Une maternité vécue loin des projecteurs
Kate Winslet est devenue maman pour la première fois en 2000 avec la naissance de sa fille Mia Threapleton, issue de sa relation avec Jim Threapleton. Très tôt, elle a pris la décision de protéger ses enfants du monde du cinéma, malgré sa notoriété. Contrairement à ce que l’on pourrait imaginer, Mia n’a pas grandi sur des plateaux de tournage.
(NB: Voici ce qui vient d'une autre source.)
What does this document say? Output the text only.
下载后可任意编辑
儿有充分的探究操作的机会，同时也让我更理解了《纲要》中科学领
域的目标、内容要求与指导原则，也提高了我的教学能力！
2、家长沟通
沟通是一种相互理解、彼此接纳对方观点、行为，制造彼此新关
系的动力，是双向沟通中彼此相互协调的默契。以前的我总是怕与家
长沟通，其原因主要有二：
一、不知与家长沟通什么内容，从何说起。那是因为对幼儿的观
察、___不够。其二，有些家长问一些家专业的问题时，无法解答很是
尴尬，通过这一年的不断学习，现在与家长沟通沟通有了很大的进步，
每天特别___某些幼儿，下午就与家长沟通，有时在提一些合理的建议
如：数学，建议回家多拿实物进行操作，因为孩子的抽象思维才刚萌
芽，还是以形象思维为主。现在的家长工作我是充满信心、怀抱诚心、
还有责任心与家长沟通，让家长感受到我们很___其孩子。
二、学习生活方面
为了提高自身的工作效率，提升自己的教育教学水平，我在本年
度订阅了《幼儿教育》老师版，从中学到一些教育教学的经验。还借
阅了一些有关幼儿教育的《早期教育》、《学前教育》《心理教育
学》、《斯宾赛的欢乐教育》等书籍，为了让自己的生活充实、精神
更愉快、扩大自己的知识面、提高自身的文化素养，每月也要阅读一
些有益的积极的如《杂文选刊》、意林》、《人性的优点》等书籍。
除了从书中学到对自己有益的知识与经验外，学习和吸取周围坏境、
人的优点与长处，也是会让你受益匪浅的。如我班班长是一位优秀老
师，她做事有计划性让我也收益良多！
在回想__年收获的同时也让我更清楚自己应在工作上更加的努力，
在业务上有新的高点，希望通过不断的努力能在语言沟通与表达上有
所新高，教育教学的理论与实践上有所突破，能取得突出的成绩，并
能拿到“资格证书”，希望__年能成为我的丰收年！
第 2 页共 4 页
En 2025, la jeune femme expliquait dans les colonnes du magazine ELLE qu’elle pouvait compter sur les doigts de ses mains le nombre de fois où elle s’était rendue sur un plateau étant enfant. Son choix de devenir actrice, elle l’a fait seule, sans pression ni influence maternelle. Une décision personnelle, mûrement réfléchie, qui témoigne de l’éducation volontairement éloignée du star-system que Kate Winslet a offerte à ses enfants.
Des enfants qui tracent leur propre chemin artistique
Même si elle a cherché à préserver ses enfants, Kate Winslet leur a transmis sa passion pour le cinéma, tout comme les pères de ses enfants. Mia Threapleton a fait ses débuts au cinéma en mai 2025 dans The Phoenician Scheme, un film réalisé par Wes Anderson, marquant une entrée remarquée dans le septième art à seulement 25 ans.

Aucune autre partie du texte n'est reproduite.